Islamabad, June 27, 2025: Pakistan’s mobile phone imports have taken a significant hit, dropping by 16.31% year-on-year (YoY) to $1.36 billion during the July–May period of FY2024–25, according to fresh data released by the Pakistan Bureau of Statistics (PBS).
The most dramatic decline was recorded in May 2025, with imports nosediving by 35.83% YoY, settling at $101.13 million, compared to $157.58 million in May 2024.
On a month-on-month (MoM) basis, mobile imports also witnessed a steep 19.61% decline in May 2025, falling from $125.8 million in April 2025. This continued slump signals tightening market conditions, waning consumer demand, and persistent currency challenges in the country.
Experts believe that multiple factors have contributed to this ongoing decline, including high inflation, currency depreciation, and a decrease in consumer purchasing power. The ongoing economic reforms and restrictions on non-essential imports also played a key role in keeping mobile phone inflows under control.

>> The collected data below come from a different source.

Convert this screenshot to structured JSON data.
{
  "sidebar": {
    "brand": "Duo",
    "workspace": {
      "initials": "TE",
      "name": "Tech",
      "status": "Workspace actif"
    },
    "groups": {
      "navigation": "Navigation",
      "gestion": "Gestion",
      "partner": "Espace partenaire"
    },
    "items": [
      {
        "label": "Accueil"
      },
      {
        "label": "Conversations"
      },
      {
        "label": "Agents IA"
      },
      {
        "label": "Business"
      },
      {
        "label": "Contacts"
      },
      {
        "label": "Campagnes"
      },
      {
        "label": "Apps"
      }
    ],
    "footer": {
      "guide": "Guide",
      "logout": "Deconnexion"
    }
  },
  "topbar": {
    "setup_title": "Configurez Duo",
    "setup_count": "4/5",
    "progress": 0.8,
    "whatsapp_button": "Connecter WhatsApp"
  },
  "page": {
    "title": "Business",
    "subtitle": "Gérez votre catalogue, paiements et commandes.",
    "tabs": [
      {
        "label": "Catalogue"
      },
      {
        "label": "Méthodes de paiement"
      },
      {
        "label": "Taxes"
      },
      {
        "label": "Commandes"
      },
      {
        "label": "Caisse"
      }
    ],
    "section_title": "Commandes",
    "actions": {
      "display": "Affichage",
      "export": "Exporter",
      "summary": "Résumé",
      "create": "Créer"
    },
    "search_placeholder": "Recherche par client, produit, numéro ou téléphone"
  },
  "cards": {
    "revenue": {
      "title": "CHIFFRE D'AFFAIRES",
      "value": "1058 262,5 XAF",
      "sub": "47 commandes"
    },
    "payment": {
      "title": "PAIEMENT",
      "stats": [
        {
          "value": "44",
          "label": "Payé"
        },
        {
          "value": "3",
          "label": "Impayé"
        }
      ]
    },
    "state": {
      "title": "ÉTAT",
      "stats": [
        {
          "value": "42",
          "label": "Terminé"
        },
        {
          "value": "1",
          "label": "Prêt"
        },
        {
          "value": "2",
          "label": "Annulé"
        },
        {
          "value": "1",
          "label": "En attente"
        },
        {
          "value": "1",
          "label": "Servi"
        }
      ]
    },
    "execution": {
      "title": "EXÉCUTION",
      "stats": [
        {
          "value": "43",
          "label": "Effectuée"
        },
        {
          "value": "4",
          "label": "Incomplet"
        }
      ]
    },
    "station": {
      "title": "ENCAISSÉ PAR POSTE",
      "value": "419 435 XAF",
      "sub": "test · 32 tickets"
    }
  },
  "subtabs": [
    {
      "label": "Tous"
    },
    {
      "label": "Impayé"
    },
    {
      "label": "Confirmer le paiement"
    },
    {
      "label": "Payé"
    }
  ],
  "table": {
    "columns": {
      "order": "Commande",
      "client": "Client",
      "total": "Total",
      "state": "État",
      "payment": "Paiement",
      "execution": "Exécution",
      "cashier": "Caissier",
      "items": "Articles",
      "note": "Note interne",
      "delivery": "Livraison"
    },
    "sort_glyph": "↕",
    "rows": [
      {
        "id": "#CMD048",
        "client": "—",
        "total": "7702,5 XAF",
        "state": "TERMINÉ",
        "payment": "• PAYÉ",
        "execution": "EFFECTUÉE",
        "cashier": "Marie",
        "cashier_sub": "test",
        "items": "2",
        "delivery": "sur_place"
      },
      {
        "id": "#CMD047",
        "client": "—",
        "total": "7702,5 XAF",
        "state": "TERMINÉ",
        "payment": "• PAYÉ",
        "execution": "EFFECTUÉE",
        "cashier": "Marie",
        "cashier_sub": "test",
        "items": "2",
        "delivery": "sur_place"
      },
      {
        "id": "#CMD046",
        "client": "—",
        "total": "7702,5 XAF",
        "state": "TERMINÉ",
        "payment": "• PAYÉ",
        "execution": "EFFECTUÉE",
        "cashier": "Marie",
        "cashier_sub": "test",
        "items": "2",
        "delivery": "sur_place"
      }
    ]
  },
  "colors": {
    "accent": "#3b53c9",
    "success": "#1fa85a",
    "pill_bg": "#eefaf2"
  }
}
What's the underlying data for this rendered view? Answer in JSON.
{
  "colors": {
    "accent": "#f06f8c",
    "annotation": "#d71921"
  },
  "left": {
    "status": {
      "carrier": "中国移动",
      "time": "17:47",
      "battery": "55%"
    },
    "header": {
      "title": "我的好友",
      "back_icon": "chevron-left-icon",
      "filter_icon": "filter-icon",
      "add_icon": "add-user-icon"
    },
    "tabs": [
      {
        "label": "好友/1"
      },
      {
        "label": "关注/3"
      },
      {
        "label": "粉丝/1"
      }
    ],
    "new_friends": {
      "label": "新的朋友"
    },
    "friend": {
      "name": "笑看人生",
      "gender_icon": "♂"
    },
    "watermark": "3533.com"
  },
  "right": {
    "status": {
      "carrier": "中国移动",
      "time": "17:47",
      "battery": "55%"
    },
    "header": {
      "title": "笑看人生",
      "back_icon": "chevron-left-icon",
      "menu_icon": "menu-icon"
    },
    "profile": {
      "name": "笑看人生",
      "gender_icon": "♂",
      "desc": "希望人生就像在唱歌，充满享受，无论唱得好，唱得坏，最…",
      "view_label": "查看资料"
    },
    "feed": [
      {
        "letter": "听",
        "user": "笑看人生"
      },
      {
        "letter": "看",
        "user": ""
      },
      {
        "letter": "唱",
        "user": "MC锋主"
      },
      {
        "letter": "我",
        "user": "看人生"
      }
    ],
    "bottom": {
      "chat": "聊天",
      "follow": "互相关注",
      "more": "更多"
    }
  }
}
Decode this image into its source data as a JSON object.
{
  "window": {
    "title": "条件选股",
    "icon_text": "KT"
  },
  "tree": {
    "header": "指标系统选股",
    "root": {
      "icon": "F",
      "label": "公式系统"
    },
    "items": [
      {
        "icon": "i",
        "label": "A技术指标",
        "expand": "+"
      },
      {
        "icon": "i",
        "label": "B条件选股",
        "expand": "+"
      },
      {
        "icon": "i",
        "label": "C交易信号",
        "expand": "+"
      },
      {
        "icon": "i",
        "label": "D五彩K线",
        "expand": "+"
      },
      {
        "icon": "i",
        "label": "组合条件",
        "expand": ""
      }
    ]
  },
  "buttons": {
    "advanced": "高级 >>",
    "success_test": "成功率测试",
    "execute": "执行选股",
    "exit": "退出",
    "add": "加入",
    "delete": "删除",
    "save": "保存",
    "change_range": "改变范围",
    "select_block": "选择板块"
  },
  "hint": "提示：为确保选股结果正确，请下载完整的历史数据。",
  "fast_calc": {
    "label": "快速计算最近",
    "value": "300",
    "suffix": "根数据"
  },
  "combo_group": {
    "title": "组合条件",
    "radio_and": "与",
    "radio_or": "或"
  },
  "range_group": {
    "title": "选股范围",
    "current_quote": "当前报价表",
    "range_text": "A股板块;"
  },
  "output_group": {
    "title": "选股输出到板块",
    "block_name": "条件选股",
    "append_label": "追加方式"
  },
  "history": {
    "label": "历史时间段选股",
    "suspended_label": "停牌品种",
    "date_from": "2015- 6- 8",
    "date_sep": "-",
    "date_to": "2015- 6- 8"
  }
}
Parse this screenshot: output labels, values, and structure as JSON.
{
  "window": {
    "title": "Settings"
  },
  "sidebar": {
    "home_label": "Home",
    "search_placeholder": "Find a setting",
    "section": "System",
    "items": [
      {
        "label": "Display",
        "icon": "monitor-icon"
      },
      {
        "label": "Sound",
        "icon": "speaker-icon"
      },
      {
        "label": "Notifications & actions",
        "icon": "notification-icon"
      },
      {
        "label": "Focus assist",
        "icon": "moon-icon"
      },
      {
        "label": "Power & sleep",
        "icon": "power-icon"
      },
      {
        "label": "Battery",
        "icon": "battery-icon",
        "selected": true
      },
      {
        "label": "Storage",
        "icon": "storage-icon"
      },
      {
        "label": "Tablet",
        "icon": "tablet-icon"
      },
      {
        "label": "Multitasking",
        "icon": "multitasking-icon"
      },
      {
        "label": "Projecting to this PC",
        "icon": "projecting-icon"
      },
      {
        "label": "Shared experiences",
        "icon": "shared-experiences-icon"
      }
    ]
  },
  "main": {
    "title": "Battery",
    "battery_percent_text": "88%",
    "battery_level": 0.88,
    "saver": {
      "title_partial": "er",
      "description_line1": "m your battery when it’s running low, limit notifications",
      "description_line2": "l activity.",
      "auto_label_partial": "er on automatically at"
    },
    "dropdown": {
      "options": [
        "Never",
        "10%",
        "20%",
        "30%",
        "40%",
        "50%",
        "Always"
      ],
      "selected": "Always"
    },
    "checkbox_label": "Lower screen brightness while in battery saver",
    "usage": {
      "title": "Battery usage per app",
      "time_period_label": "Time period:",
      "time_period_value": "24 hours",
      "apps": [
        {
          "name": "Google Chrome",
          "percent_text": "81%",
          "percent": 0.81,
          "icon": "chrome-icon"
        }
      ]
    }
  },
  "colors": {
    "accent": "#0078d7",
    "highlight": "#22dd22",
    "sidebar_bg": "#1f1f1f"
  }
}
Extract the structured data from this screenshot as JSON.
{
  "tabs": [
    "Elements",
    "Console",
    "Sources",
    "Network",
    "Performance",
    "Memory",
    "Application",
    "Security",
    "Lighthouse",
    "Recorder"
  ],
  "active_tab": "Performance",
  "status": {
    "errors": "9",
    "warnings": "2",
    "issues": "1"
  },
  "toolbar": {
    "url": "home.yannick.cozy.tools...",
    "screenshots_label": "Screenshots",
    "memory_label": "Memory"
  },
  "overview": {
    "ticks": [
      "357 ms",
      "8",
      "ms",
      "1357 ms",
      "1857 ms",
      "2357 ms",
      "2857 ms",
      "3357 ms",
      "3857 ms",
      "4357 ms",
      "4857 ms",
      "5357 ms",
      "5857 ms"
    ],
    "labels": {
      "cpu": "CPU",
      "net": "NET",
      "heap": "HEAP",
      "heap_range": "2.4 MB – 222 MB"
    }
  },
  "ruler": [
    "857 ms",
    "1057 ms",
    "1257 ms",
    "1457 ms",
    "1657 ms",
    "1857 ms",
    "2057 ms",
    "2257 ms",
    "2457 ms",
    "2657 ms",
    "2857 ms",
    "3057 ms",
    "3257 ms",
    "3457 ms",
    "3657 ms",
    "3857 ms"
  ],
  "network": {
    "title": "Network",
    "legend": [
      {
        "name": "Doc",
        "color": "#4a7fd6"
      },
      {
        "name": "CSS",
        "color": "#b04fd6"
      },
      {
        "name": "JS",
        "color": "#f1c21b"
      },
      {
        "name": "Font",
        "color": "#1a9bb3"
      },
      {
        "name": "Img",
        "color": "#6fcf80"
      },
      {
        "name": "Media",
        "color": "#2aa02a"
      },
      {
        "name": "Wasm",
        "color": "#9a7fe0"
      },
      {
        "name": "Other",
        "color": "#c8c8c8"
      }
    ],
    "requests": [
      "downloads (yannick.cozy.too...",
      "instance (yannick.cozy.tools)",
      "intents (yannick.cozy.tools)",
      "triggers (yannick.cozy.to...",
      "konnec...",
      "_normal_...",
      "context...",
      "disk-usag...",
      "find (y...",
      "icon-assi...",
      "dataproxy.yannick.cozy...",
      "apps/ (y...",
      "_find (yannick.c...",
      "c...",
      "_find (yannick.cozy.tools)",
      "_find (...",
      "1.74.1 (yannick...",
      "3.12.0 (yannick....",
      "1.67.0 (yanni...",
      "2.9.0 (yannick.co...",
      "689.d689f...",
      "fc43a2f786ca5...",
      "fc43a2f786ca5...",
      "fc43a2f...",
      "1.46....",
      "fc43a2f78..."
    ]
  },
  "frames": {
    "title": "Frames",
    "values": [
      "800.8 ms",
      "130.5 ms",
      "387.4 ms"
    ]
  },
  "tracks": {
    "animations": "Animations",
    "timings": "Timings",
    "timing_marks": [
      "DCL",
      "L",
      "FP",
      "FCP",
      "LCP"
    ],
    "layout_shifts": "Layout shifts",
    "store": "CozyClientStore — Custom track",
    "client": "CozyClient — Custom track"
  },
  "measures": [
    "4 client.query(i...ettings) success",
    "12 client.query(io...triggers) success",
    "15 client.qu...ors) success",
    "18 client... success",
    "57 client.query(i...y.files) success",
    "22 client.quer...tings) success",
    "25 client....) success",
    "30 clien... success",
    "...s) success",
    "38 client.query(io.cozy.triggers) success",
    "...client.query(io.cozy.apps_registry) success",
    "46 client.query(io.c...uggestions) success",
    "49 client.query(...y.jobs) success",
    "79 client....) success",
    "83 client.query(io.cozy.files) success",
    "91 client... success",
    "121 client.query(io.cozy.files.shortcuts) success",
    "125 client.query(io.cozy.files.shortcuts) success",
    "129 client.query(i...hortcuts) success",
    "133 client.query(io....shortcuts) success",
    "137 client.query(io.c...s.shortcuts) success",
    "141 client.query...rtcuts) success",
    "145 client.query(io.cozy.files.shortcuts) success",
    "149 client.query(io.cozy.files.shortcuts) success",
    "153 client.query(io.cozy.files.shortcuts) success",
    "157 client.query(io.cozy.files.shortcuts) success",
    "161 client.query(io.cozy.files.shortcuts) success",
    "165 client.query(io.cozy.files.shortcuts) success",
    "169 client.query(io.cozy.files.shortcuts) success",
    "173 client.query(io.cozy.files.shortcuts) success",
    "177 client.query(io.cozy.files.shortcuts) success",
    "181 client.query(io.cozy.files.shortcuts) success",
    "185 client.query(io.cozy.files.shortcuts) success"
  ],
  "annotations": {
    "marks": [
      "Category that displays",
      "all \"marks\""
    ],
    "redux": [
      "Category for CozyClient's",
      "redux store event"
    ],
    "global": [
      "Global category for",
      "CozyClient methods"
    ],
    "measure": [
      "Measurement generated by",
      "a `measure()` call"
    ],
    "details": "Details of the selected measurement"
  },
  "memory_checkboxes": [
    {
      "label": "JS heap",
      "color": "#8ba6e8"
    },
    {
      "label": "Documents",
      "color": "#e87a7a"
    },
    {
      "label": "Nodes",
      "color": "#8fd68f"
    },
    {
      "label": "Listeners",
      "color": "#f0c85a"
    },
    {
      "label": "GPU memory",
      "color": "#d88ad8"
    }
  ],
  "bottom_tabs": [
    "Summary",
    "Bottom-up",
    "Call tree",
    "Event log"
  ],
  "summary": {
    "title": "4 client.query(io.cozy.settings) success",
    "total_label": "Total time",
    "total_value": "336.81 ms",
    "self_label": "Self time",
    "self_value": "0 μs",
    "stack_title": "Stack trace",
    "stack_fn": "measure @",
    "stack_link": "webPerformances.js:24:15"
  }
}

Industry insiders warn that while the decline may temporarily help improve the country’s trade balance, it could also hamper the mobile phone retail sector, affecting jobs and supply chains.
Despite the drop in official imports, there are rising concerns about increased smuggling and grey market activity, which poses risks to legitimate businesses and tax revenues.
As Pakistan continues to recover economically, a rebound in mobile phone imports will likely depend on improvements in the rupee-dollar exchange rate, policy consistency, and overall consumer sentiment.
For now, stakeholders in the telecom and electronics sectors are closely monitoring the trend, hoping for stabilization in the latter half of 2025.